Apesar de não ser novidade na Igreja, seu ato provocou perplexidades. A história lembra outros papas que renunciaram ou foram obrigados a fazê-lo: São Clemente (88/97), condenado ao exílio pelo imperador Domiciano, passou o cargo a Santo Evaristo; São Ponciano (230/235), desterrado pelo imperador Severo, deixou o lugar para Santo Antero; São Silvério (536/537) foi deposto e substituído pelo Papa Vigílio; São Martinho (649/655), degredado pelo imperador Constante II, acolheu de coração aberto a nomeação do sucessor, Santo Eugênio. Mais complicado foram os casos de Bento IX (1032/1045) e Gregório VI (1045/1046), forçados a deixar a função por mau comportamento.

O papa, porém, que, de acordo com a “Divina Comédia” de Dante Alighieri, «fez a grande renúncia”, é São Celestino V. Seu pontificado nem chegou a quatro meses: de 29 de agosto a 13 de dezembro de 1294. Sentindo-se pequeno diante dos desafios da política eclesiástica, abandonou o cargo e recolheu-se à vida eremítica. O último papa a abdicar foi Gregório XII (1406/1415). Seu nome está ligado ao “Grande Cisma do Ocidente” (1378/1415), período em que tentaram ocupar o sólio pontifício dois – e, em dado momento, três – papas ao mesmo tempo. Para acabar com o escândalo, ele entregou sua demissão nas mãos de Martinho V (1417/1431).

O gesto de Bento XVI condiz com a sua visão do homem e da Igreja. A idade pesa. O cargo é exigente. A saúde diminui. Reconhecer os próprios limites e desapegar-se do poder é sabedoria e heroísmo. Pode-se servir à Igreja e à humanidade de mil maneiras. Para tanto, o que importa é tomar consciência de que há tempos e ocasiões diferentes, próprias de cada momento e de cada pessoa. Quem ama, sempre descobre o jeito certo de estar presente e atuante, mesmo quando, por qualquer motivo, precisa se retirar e deixar que outros ocupem o lugar que até agora lhe pertencia.

Evidentemente, a renúncia recebeu também outras interpretações, como a de Ferruccio De Bortoli, diretor do jornal italiano “Corriere della Sera”, que a viu como resultado das intrigas que medram no Vaticano: «O ato do Papa foi encorajado pela insensibilidade de uma Cúria que, em vez de confortá-lo e apoiá-lo, apareceu, por diversos de seus expoentes, mais empenhada em jogos de poder e lutas fratricidas». De acordo com o cardeal brasileiro, Dom João Braz de Aviz, «entre os cardeais, há muita fidelidade, mas também tensões.

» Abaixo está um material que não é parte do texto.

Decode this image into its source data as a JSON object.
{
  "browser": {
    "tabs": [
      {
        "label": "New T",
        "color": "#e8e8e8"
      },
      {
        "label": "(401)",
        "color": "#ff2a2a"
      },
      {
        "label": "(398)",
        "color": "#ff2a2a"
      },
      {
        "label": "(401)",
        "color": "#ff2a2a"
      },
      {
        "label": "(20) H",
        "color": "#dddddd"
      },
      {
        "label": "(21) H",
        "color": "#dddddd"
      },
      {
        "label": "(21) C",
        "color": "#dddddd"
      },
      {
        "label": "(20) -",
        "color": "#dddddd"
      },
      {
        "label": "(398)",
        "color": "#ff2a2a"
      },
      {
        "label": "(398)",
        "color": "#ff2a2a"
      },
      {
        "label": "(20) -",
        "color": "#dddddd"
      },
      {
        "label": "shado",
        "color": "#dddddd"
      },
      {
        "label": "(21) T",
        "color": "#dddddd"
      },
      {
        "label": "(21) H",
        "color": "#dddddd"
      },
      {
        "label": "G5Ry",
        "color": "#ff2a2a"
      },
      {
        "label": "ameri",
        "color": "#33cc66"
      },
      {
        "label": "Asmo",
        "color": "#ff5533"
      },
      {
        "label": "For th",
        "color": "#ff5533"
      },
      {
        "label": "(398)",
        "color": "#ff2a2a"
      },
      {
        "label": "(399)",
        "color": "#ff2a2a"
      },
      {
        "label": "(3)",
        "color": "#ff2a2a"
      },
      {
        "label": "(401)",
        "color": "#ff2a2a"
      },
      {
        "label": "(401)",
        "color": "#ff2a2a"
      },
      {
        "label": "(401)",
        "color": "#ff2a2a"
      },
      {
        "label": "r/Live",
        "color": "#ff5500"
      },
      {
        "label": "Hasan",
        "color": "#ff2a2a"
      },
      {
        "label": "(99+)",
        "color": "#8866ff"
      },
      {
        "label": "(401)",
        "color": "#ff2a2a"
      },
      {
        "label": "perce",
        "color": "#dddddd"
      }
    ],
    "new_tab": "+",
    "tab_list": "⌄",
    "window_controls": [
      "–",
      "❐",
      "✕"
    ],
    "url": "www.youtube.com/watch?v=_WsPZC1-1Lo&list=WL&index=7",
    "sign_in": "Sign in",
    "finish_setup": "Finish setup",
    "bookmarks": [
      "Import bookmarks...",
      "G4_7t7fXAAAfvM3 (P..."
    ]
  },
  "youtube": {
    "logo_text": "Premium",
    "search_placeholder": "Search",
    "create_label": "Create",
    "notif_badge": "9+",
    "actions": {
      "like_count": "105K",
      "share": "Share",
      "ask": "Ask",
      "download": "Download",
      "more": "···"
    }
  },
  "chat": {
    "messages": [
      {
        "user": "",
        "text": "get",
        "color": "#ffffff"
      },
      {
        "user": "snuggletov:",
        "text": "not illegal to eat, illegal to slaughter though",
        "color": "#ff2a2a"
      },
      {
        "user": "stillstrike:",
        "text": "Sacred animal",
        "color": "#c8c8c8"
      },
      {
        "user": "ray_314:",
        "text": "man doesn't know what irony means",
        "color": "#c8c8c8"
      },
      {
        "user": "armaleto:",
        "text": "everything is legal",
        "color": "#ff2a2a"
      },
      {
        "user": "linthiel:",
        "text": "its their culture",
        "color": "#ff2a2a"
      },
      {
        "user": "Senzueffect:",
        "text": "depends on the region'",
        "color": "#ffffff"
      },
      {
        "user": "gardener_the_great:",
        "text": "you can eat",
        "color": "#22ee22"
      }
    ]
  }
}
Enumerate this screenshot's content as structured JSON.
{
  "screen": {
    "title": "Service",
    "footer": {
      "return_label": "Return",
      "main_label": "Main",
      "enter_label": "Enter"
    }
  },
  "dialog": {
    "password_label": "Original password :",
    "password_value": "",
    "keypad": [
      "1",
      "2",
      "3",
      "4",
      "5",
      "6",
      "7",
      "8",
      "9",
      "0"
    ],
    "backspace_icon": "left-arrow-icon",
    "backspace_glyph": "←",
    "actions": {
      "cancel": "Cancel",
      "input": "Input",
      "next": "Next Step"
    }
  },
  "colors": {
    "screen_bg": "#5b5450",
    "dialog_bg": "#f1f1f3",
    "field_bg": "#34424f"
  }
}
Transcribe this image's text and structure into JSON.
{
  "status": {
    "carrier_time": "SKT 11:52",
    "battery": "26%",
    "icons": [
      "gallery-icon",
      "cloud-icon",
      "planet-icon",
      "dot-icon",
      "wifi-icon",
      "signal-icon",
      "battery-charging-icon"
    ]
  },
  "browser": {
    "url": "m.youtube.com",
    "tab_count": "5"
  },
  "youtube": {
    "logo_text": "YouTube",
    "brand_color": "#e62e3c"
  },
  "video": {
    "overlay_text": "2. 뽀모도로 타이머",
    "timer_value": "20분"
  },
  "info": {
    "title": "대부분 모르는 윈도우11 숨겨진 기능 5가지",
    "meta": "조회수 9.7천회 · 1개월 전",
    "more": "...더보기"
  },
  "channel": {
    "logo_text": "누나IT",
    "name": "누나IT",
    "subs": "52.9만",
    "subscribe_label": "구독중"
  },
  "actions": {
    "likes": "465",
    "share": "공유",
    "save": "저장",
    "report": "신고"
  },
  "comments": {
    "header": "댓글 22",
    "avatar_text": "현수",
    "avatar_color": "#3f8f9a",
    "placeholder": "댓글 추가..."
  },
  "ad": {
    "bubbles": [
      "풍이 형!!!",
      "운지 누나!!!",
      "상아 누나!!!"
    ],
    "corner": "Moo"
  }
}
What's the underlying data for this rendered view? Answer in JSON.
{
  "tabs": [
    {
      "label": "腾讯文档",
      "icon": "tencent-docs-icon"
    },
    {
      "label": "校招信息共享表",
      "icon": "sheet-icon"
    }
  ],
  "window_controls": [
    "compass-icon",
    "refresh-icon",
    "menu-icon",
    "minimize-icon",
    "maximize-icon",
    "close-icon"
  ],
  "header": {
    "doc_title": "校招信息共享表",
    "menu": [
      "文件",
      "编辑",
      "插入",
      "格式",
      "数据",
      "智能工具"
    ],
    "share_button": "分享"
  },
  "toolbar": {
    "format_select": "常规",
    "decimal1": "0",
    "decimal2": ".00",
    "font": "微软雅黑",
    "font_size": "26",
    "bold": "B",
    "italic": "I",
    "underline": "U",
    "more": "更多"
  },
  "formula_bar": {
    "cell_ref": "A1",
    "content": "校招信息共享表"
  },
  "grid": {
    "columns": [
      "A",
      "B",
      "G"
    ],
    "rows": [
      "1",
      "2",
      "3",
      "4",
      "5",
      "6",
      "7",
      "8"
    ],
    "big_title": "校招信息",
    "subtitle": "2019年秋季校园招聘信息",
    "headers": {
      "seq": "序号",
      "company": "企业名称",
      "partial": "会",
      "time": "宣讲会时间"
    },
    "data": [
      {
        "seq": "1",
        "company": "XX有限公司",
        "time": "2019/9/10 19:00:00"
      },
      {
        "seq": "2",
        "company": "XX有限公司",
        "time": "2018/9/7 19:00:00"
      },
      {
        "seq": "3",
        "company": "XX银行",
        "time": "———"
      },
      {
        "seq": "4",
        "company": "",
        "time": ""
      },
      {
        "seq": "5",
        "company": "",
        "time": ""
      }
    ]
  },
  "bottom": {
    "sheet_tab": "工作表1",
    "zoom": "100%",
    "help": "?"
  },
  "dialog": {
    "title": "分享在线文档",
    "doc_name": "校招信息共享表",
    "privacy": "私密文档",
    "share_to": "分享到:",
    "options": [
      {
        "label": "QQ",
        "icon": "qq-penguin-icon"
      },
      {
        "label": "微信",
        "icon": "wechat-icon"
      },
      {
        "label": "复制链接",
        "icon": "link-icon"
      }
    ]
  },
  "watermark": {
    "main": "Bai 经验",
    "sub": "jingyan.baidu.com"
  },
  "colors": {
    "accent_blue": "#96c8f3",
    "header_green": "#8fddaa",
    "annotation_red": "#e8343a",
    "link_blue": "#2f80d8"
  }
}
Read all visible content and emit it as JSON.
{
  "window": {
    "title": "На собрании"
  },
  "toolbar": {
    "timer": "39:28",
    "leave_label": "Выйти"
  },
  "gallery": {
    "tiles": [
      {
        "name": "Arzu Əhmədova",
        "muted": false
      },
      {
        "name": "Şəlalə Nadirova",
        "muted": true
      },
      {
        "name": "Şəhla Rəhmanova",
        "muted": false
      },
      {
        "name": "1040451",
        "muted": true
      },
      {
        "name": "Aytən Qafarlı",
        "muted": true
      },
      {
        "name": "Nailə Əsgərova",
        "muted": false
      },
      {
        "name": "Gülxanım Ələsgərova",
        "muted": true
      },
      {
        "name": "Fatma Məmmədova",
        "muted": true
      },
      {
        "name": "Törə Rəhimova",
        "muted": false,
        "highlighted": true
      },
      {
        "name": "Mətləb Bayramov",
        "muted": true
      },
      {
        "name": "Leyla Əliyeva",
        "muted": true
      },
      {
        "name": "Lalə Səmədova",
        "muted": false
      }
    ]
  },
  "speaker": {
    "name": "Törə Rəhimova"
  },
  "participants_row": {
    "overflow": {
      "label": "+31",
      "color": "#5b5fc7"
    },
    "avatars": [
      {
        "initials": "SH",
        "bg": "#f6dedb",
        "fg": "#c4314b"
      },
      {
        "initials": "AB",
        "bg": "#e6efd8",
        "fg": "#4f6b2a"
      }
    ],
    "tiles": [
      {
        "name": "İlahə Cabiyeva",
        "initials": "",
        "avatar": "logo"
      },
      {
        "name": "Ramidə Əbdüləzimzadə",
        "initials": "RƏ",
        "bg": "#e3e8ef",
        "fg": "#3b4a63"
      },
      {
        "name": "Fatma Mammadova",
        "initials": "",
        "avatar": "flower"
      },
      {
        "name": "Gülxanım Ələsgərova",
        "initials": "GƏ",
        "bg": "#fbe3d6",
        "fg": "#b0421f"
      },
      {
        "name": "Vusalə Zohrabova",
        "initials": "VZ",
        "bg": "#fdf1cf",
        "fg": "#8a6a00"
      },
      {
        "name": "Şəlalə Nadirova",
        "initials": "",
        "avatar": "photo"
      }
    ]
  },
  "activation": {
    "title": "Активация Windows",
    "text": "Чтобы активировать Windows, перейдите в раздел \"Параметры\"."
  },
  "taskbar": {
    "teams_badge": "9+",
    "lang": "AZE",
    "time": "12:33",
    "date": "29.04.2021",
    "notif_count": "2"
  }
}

Existem diferentes estilos, personalidades, formas de viver as coisas. Uns querem o diálogo, outros destacam a autoridade». O Pe. Federico Lombardi, porta-voz do Vaticano, parece sintetizar a opinião de uns e de outros: «O Papa é uma pessoa de grande realismo e conhece os problemas e as dificuldades. A renúncia foi uma mensagem à Cúria, mas também a todos nós. Foi um ato de humildade, sabedoria e responsabilidade».

Um ato que abre novos horizontes no modo de entender e de gerir a missão do papa na Igreja e que, por isso, fará história.